The Spaniard didn’t answer. In that moment of silence, Cherry heard a faint whisper: “ignite.”
Ignite what?
“You have two choices, my friend,” he finally said. “Tell me where he is and I will slit her throat.”
“I think you mean ‘or’,” Cherry sneered at his mistake.
“No,” Faunt replied, solemnly, “he doesn’t.”
“If he does not tell me,” the man continued, addressing Cherry, now, “then I will keep you alive. For a long time.”
He drew the knife slightly across the cut he’d made earlier and Cherry winced again.
Another long silence.
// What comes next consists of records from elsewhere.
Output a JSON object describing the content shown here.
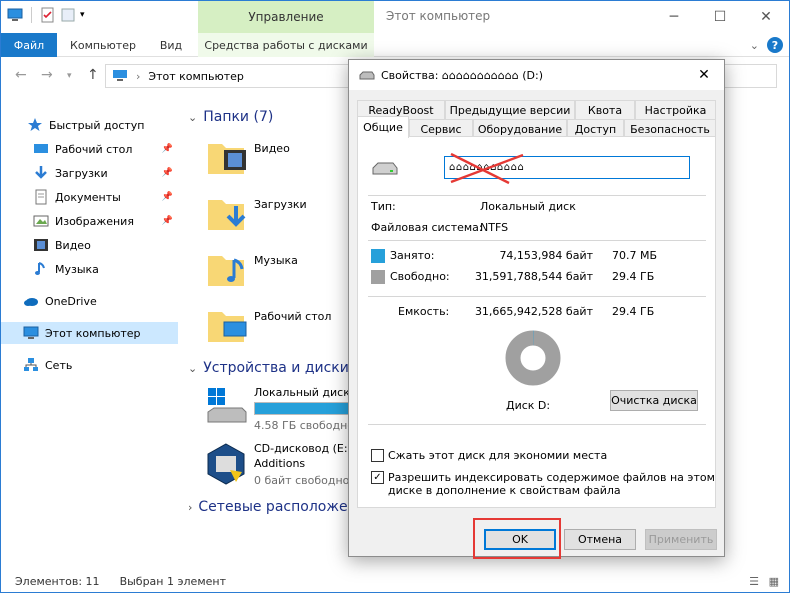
{
  "explorer": {
    "title": "Этот компьютер",
    "context_tab_header": "Управление",
    "ribbon_tabs": {
      "file": "Файл",
      "computer": "Компьютер",
      "view": "Вид",
      "drive_tools": "Средства работы с дисками"
    },
    "address": "Этот компьютер",
    "sidebar": {
      "quick_access": "Быстрый доступ",
      "desktop": "Рабочий стол",
      "downloads": "Загрузки",
      "documents": "Документы",
      "pictures": "Изображения",
      "videos": "Видео",
      "music": "Музыка",
      "onedrive": "OneDrive",
      "this_pc": "Этот компьютер",
      "network": "Сеть"
    },
    "content": {
      "folders_header": "Папки (7)",
      "folders": {
        "videos": "Видео",
        "downloads": "Загрузки",
        "music": "Музыка",
        "desktop": "Рабочий стол"
      },
      "devices_header": "Устройства и диски (3",
      "local_disk": {
        "label": "Локальный диск (",
        "free": "4.58 ГБ свободно",
        "used_fraction": 0.86
      },
      "cd_drive": {
        "label": "CD-дисковод (E:) V",
        "label2": "Additions",
        "free": "0 байт свободно"
      },
      "network_header": "Сетевые расположен"
    },
    "status": {
      "items": "Элементов: 11",
      "selected": "Выбран 1 элемент"
    }
  },
  "dialog": {
    "title": "Свойства: ⌂⌂⌂⌂⌂⌂⌂⌂⌂⌂⌂ (D:)",
    "tabs": {
      "readyboost": "ReadyBoost",
      "previous_versions": "Предыдущие версии",
      "quota": "Квота",
      "customize": "Настройка",
      "general": "Общие",
      "tools": "Сервис",
      "hardware": "Оборудование",
      "sharing": "Доступ",
      "security": "Безопасность"
    },
    "name_value": "⌂⌂⌂⌂⌂⌂⌂⌂⌂⌂⌂",
    "type_label": "Тип:",
    "type_value": "Локальный диск",
    "fs_label": "Файловая система:",
    "fs_value": "NTFS",
    "used_label": "Занято:",
    "used_bytes": "74,153,984 байт",
    "used_human": "70.7 МБ",
    "free_label": "Свободно:",
    "free_bytes": "31,591,788,544 байт",
    "free_human": "29.4 ГБ",
    "capacity_label": "Емкость:",
    "capacity_bytes": "31,665,942,528 байт",
    "capacity_human": "29.4 ГБ",
    "used_fraction": 0.0023,
    "disk_label": "Диск D:",
    "cleanup_button": "Очистка диска",
    "compress_label": "Сжать этот диск для экономии места",
    "compress_checked": false,
    "index_label_line1": "Разрешить индексировать содержимое файлов на этом",
    "index_label_line2": "диске в дополнение к свойствам файла",
    "index_checked": true,
    "ok": "OK",
    "cancel": "Отмена",
    "apply": "Применить",
    "colors": {
      "used": "#26a0da",
      "free": "#a0a0a0",
      "highlight": "#e53935"
    }
  }
}
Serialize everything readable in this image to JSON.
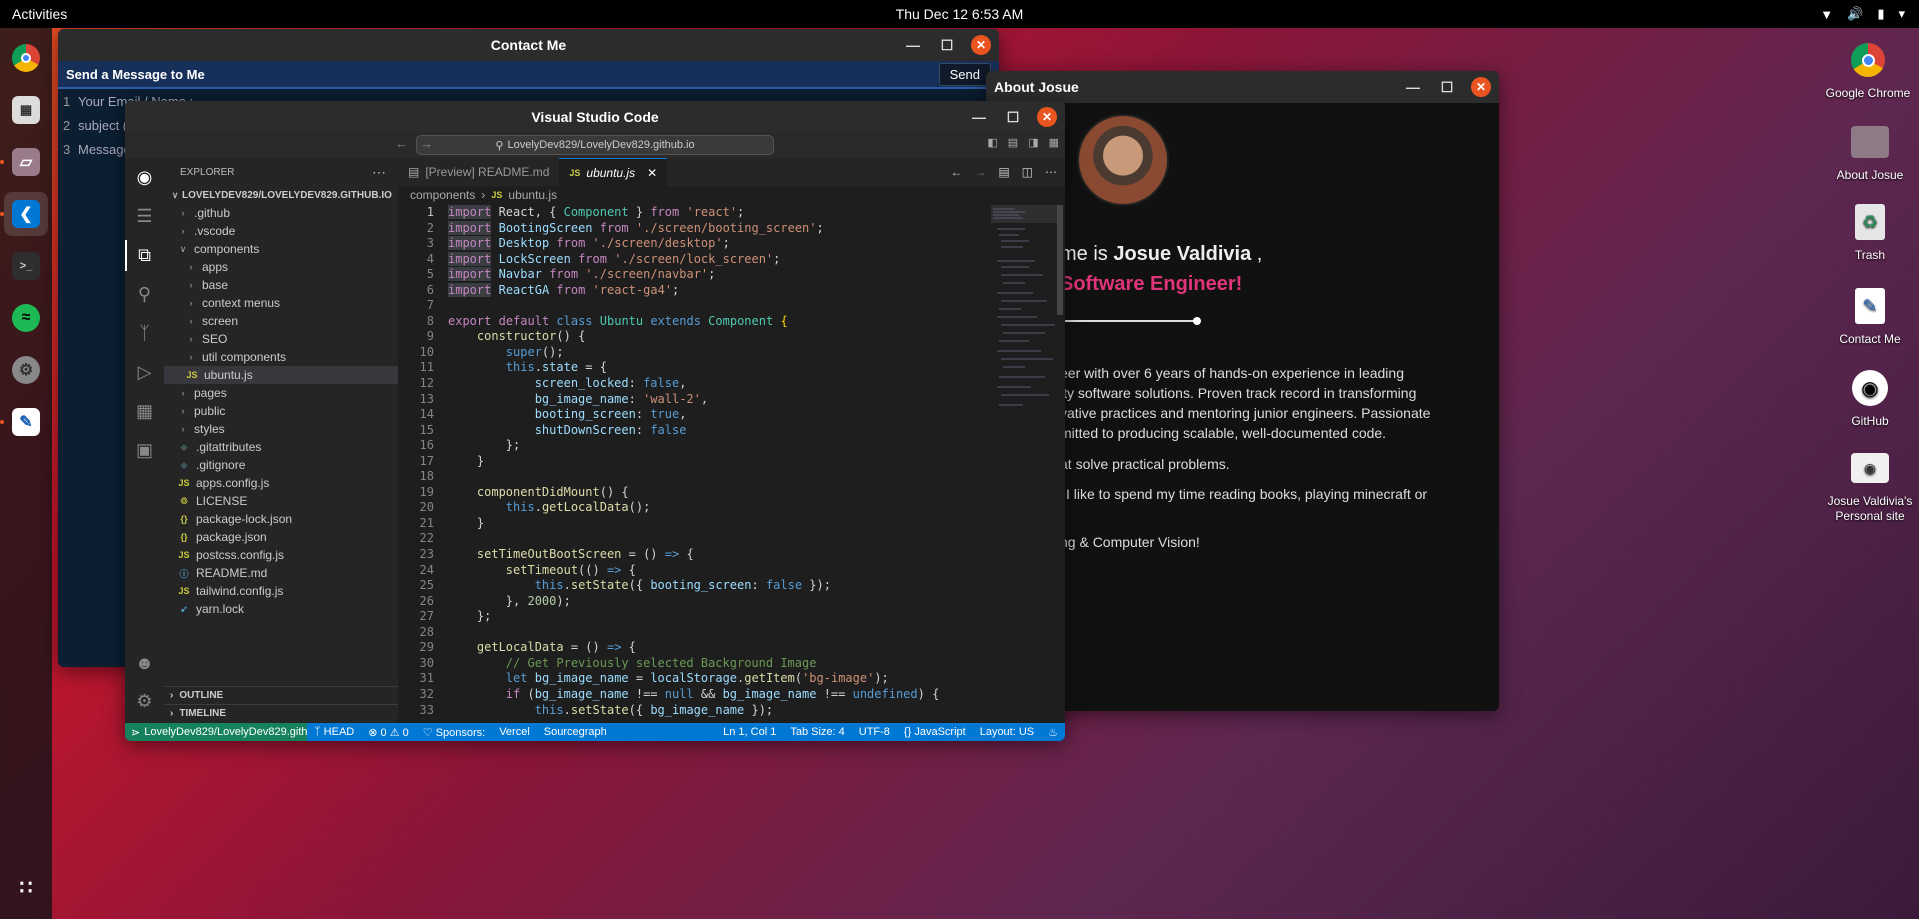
{
  "topbar": {
    "activities": "Activities",
    "clock": "Thu Dec 12  6:53 AM"
  },
  "desktop_icons": [
    {
      "label": "Google Chrome",
      "icon": "chrome-icon"
    },
    {
      "label": "About Josue",
      "icon": "folder-icon"
    },
    {
      "label": "Trash",
      "icon": "trash-icon"
    },
    {
      "label": "Contact Me",
      "icon": "contact-icon"
    },
    {
      "label": "GitHub",
      "icon": "github-icon"
    },
    {
      "label": "Josue Valdivia's Personal site",
      "icon": "personal-site-icon"
    }
  ],
  "contact": {
    "title": "Contact Me",
    "heading": "Send a Message to Me",
    "send": "Send",
    "rows": [
      {
        "n": "1",
        "text": "Your Email / Name :"
      },
      {
        "n": "2",
        "text": "subject (r"
      },
      {
        "n": "3",
        "text": "Message"
      }
    ]
  },
  "about": {
    "title": "About Josue",
    "name_prefix": "me is ",
    "name": "Josue Valdivia",
    "name_suffix": " ,",
    "role": "Software Engineer!",
    "para": [
      "eer with over 6 years of hands-on experience in leading",
      "ity software solutions. Proven track record in transforming",
      "vative practices and mentoring junior engineers. Passionate",
      "mitted to producing scalable, well-documented code."
    ],
    "line2": "at solve practical problems.",
    "line3": "I like to spend my time reading books, playing minecraft or",
    "line4": "ng & Computer Vision!",
    "line5": ")"
  },
  "vscode": {
    "title": "Visual Studio Code",
    "search": "LovelyDev829/LovelyDev829.github.io",
    "explorer": "EXPLORER",
    "root": "LOVELYDEV829/LOVELYDEV829.GITHUB.IO",
    "tree": [
      {
        "label": ".github",
        "kind": "folder",
        "depth": 0,
        "open": false
      },
      {
        "label": ".vscode",
        "kind": "folder",
        "depth": 0,
        "open": false
      },
      {
        "label": "components",
        "kind": "folder",
        "depth": 0,
        "open": true
      },
      {
        "label": "apps",
        "kind": "folder",
        "depth": 1,
        "open": false
      },
      {
        "label": "base",
        "kind": "folder",
        "depth": 1,
        "open": false
      },
      {
        "label": "context menus",
        "kind": "folder",
        "depth": 1,
        "open": false
      },
      {
        "label": "screen",
        "kind": "folder",
        "depth": 1,
        "open": false
      },
      {
        "label": "SEO",
        "kind": "folder",
        "depth": 1,
        "open": false
      },
      {
        "label": "util components",
        "kind": "folder",
        "depth": 1,
        "open": false
      },
      {
        "label": "ubuntu.js",
        "kind": "js",
        "depth": 1,
        "selected": true
      },
      {
        "label": "pages",
        "kind": "folder",
        "depth": 0,
        "open": false
      },
      {
        "label": "public",
        "kind": "folder",
        "depth": 0,
        "open": false
      },
      {
        "label": "styles",
        "kind": "folder",
        "depth": 0,
        "open": false
      },
      {
        "label": ".gitattributes",
        "kind": "git",
        "depth": 0
      },
      {
        "label": ".gitignore",
        "kind": "git",
        "depth": 0
      },
      {
        "label": "apps.config.js",
        "kind": "js",
        "depth": 0
      },
      {
        "label": "LICENSE",
        "kind": "license",
        "depth": 0
      },
      {
        "label": "package-lock.json",
        "kind": "json",
        "depth": 0
      },
      {
        "label": "package.json",
        "kind": "json",
        "depth": 0
      },
      {
        "label": "postcss.config.js",
        "kind": "js",
        "depth": 0
      },
      {
        "label": "README.md",
        "kind": "md",
        "depth": 0
      },
      {
        "label": "tailwind.config.js",
        "kind": "js",
        "depth": 0
      },
      {
        "label": "yarn.lock",
        "kind": "yarn",
        "depth": 0
      }
    ],
    "outline": "OUTLINE",
    "timeline": "TIMELINE",
    "tabs": [
      {
        "label": "[Preview] README.md",
        "active": false
      },
      {
        "label": "ubuntu.js",
        "active": true
      }
    ],
    "breadcrumb": [
      "components",
      "ubuntu.js"
    ],
    "status": {
      "remote": "LovelyDev829/LovelyDev829.githu...",
      "branch": "HEAD",
      "problems": "0 ⚠ 0",
      "sponsors": "Sponsors:",
      "vercel": "Vercel",
      "sourcegraph": "Sourcegraph",
      "position": "Ln 1, Col 1",
      "tab": "Tab Size: 4",
      "encoding": "UTF-8",
      "language": "JavaScript",
      "layout": "Layout: US"
    },
    "code": [
      [
        [
          "k",
          "import"
        ],
        [
          "t",
          " React, { "
        ],
        [
          "c",
          "Component"
        ],
        [
          "t",
          " } "
        ],
        [
          "k",
          "from"
        ],
        [
          "t",
          " "
        ],
        [
          "s",
          "'react'"
        ],
        [
          "t",
          ";"
        ]
      ],
      [
        [
          "k",
          "import"
        ],
        [
          "t",
          " "
        ],
        [
          "v",
          "BootingScreen"
        ],
        [
          "t",
          " "
        ],
        [
          "k",
          "from"
        ],
        [
          "t",
          " "
        ],
        [
          "s",
          "'./screen/booting_screen'"
        ],
        [
          "t",
          ";"
        ]
      ],
      [
        [
          "k",
          "import"
        ],
        [
          "t",
          " "
        ],
        [
          "v",
          "Desktop"
        ],
        [
          "t",
          " "
        ],
        [
          "k",
          "from"
        ],
        [
          "t",
          " "
        ],
        [
          "s",
          "'./screen/desktop'"
        ],
        [
          "t",
          ";"
        ]
      ],
      [
        [
          "k",
          "import"
        ],
        [
          "t",
          " "
        ],
        [
          "v",
          "LockScreen"
        ],
        [
          "t",
          " "
        ],
        [
          "k",
          "from"
        ],
        [
          "t",
          " "
        ],
        [
          "s",
          "'./screen/lock_screen'"
        ],
        [
          "t",
          ";"
        ]
      ],
      [
        [
          "k",
          "import"
        ],
        [
          "t",
          " "
        ],
        [
          "v",
          "Navbar"
        ],
        [
          "t",
          " "
        ],
        [
          "k",
          "from"
        ],
        [
          "t",
          " "
        ],
        [
          "s",
          "'./screen/navbar'"
        ],
        [
          "t",
          ";"
        ]
      ],
      [
        [
          "k",
          "import"
        ],
        [
          "t",
          " "
        ],
        [
          "v",
          "ReactGA"
        ],
        [
          "t",
          " "
        ],
        [
          "k",
          "from"
        ],
        [
          "t",
          " "
        ],
        [
          "s",
          "'react-ga4'"
        ],
        [
          "t",
          ";"
        ]
      ],
      [],
      [
        [
          "k",
          "export"
        ],
        [
          "t",
          " "
        ],
        [
          "k",
          "default"
        ],
        [
          "t",
          " "
        ],
        [
          "b",
          "class"
        ],
        [
          "t",
          " "
        ],
        [
          "c",
          "Ubuntu"
        ],
        [
          "t",
          " "
        ],
        [
          "b",
          "extends"
        ],
        [
          "t",
          " "
        ],
        [
          "c",
          "Component"
        ],
        [
          "t",
          " "
        ],
        [
          "y",
          "{"
        ]
      ],
      [
        [
          "t",
          "    "
        ],
        [
          "f",
          "constructor"
        ],
        [
          "t",
          "() {"
        ]
      ],
      [
        [
          "t",
          "        "
        ],
        [
          "b",
          "super"
        ],
        [
          "t",
          "();"
        ]
      ],
      [
        [
          "t",
          "        "
        ],
        [
          "b",
          "this"
        ],
        [
          "t",
          "."
        ],
        [
          "v",
          "state"
        ],
        [
          "t",
          " = {"
        ]
      ],
      [
        [
          "t",
          "            "
        ],
        [
          "v",
          "screen_locked"
        ],
        [
          "t",
          ": "
        ],
        [
          "b",
          "false"
        ],
        [
          "t",
          ","
        ]
      ],
      [
        [
          "t",
          "            "
        ],
        [
          "v",
          "bg_image_name"
        ],
        [
          "t",
          ": "
        ],
        [
          "s",
          "'wall-2'"
        ],
        [
          "t",
          ","
        ]
      ],
      [
        [
          "t",
          "            "
        ],
        [
          "v",
          "booting_screen"
        ],
        [
          "t",
          ": "
        ],
        [
          "b",
          "true"
        ],
        [
          "t",
          ","
        ]
      ],
      [
        [
          "t",
          "            "
        ],
        [
          "v",
          "shutDownScreen"
        ],
        [
          "t",
          ": "
        ],
        [
          "b",
          "false"
        ]
      ],
      [
        [
          "t",
          "        };"
        ]
      ],
      [
        [
          "t",
          "    }"
        ]
      ],
      [],
      [
        [
          "t",
          "    "
        ],
        [
          "f",
          "componentDidMount"
        ],
        [
          "t",
          "() {"
        ]
      ],
      [
        [
          "t",
          "        "
        ],
        [
          "b",
          "this"
        ],
        [
          "t",
          "."
        ],
        [
          "f",
          "getLocalData"
        ],
        [
          "t",
          "();"
        ]
      ],
      [
        [
          "t",
          "    }"
        ]
      ],
      [],
      [
        [
          "t",
          "    "
        ],
        [
          "f",
          "setTimeOutBootScreen"
        ],
        [
          "t",
          " = () "
        ],
        [
          "b",
          "=>"
        ],
        [
          "t",
          " {"
        ]
      ],
      [
        [
          "t",
          "        "
        ],
        [
          "f",
          "setTimeout"
        ],
        [
          "t",
          "(() "
        ],
        [
          "b",
          "=>"
        ],
        [
          "t",
          " {"
        ]
      ],
      [
        [
          "t",
          "            "
        ],
        [
          "b",
          "this"
        ],
        [
          "t",
          "."
        ],
        [
          "f",
          "setState"
        ],
        [
          "t",
          "({ "
        ],
        [
          "v",
          "booting_screen"
        ],
        [
          "t",
          ": "
        ],
        [
          "b",
          "false"
        ],
        [
          "t",
          " });"
        ]
      ],
      [
        [
          "t",
          "        }, "
        ],
        [
          "n",
          "2000"
        ],
        [
          "t",
          ");"
        ]
      ],
      [
        [
          "t",
          "    };"
        ]
      ],
      [],
      [
        [
          "t",
          "    "
        ],
        [
          "f",
          "getLocalData"
        ],
        [
          "t",
          " = () "
        ],
        [
          "b",
          "=>"
        ],
        [
          "t",
          " {"
        ]
      ],
      [
        [
          "t",
          "        "
        ],
        [
          "cm",
          "// Get Previously selected Background Image"
        ]
      ],
      [
        [
          "t",
          "        "
        ],
        [
          "b",
          "let"
        ],
        [
          "t",
          " "
        ],
        [
          "v",
          "bg_image_name"
        ],
        [
          "t",
          " = "
        ],
        [
          "v",
          "localStorage"
        ],
        [
          "t",
          "."
        ],
        [
          "f",
          "getItem"
        ],
        [
          "t",
          "("
        ],
        [
          "s",
          "'bg-image'"
        ],
        [
          "t",
          ");"
        ]
      ],
      [
        [
          "t",
          "        "
        ],
        [
          "k",
          "if"
        ],
        [
          "t",
          " ("
        ],
        [
          "v",
          "bg_image_name"
        ],
        [
          "t",
          " !== "
        ],
        [
          "b",
          "null"
        ],
        [
          "t",
          " && "
        ],
        [
          "v",
          "bg_image_name"
        ],
        [
          "t",
          " !== "
        ],
        [
          "b",
          "undefined"
        ],
        [
          "t",
          ") {"
        ]
      ],
      [
        [
          "t",
          "            "
        ],
        [
          "b",
          "this"
        ],
        [
          "t",
          "."
        ],
        [
          "f",
          "setState"
        ],
        [
          "t",
          "({ "
        ],
        [
          "v",
          "bg_image_name"
        ],
        [
          "t",
          " });"
        ]
      ]
    ]
  }
}
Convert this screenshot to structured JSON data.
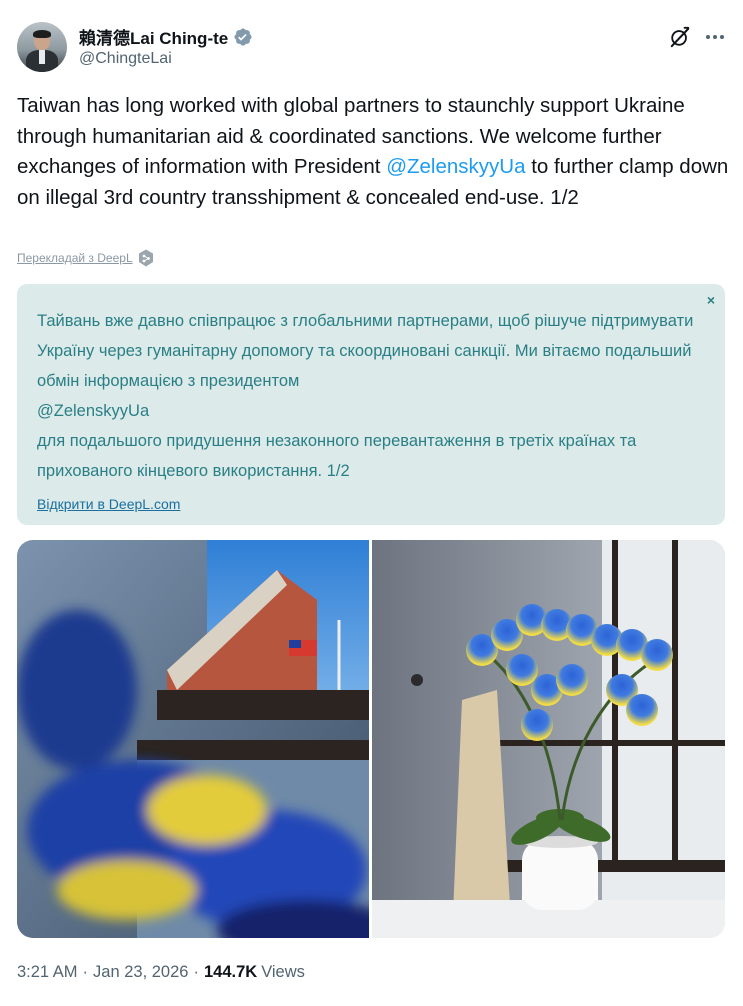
{
  "author": {
    "display_name": "賴清德Lai Ching-te",
    "handle": "@ChingteLai"
  },
  "icons": {
    "verified": "verified-badge-icon",
    "grok": "grok-icon",
    "more": "more-options-icon",
    "deepl": "deepl-icon",
    "close": "close-icon"
  },
  "tweet": {
    "text_before": "Taiwan has long worked with global partners to staunchly support Ukraine through humanitarian aid & coordinated sanctions. We welcome further exchanges of information with President ",
    "mention": "@ZelenskyyUa",
    "text_after": " to further clamp down on illegal 3rd country transshipment & concealed end-use. 1/2"
  },
  "translation": {
    "link_label": "Перекладай з DeepL",
    "close_glyph": "×",
    "text": "Тайвань вже давно співпрацює з глобальними партнерами, щоб рішуче підтримувати Україну через гуманітарну допомогу та скоординовані санкції. Ми вітаємо подальший обмін інформацією з президентом\n@ZelenskyyUa\n для подальшого придушення незаконного перевантаження в третіх країнах та прихованого кінцевого використання. 1/2",
    "open_label": "Відкрити в DeepL.com"
  },
  "meta": {
    "time": "3:21 AM",
    "date": "Jan 23, 2026",
    "views_count": "144.7K",
    "views_label": "Views",
    "separator": "·"
  },
  "colors": {
    "mention": "#1d9bf0",
    "verified": "#829aab",
    "translation_bg": "#dcebe9",
    "translation_text": "#2a7f86"
  }
}
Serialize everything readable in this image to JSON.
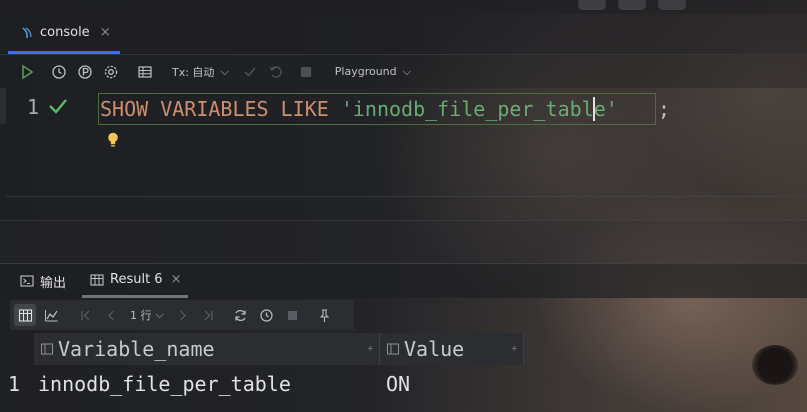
{
  "console_tab": {
    "label": "console",
    "close": "×"
  },
  "toolbar": {
    "tx_label": "Tx: 自动",
    "tx_chevron": "⌵",
    "playground_label": "Playground",
    "playground_chevron": "⌵"
  },
  "editor": {
    "line_number": "1",
    "keyword_text": "SHOW VARIABLES LIKE ",
    "string_text": "'innodb_file_per_table'",
    "terminator": ";"
  },
  "result_tabs": {
    "output_label": "输出",
    "result_label": "Result 6",
    "result_close": "×"
  },
  "grid_toolbar": {
    "page_size_label": "1 行",
    "page_size_chevron": "⌵"
  },
  "table": {
    "columns": [
      "Variable_name",
      "Value"
    ],
    "sort_glyph": "÷",
    "rows": [
      {
        "num": "1",
        "cells": [
          "innodb_file_per_table",
          "ON"
        ]
      }
    ]
  },
  "colors": {
    "accent_blue": "#3574f0",
    "keyword": "#cf8e6d",
    "string": "#6aab73",
    "success_check": "#5fb865",
    "run_green": "#57965c",
    "bulb_yellow": "#f2c55c"
  }
}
Again, Cherry heard the whisper, “Ignite.”
The ghost presumably had a plan to help her, but there was nothing in reach that she could start a fire with. She could just about reach the sideboard to her right, on which were some photos of exotic landscapes and …a candlestick. But no candle. Still, if she could reach that, maybe she could use it as a weapon. At the moment, she couldn’t even move without cutting her own throat.
“Faunt, mi amigo, we both know what I am going to do to this girl if you do not tell me. However, for her benefit, perhaps I shall run through some of my ideas now.”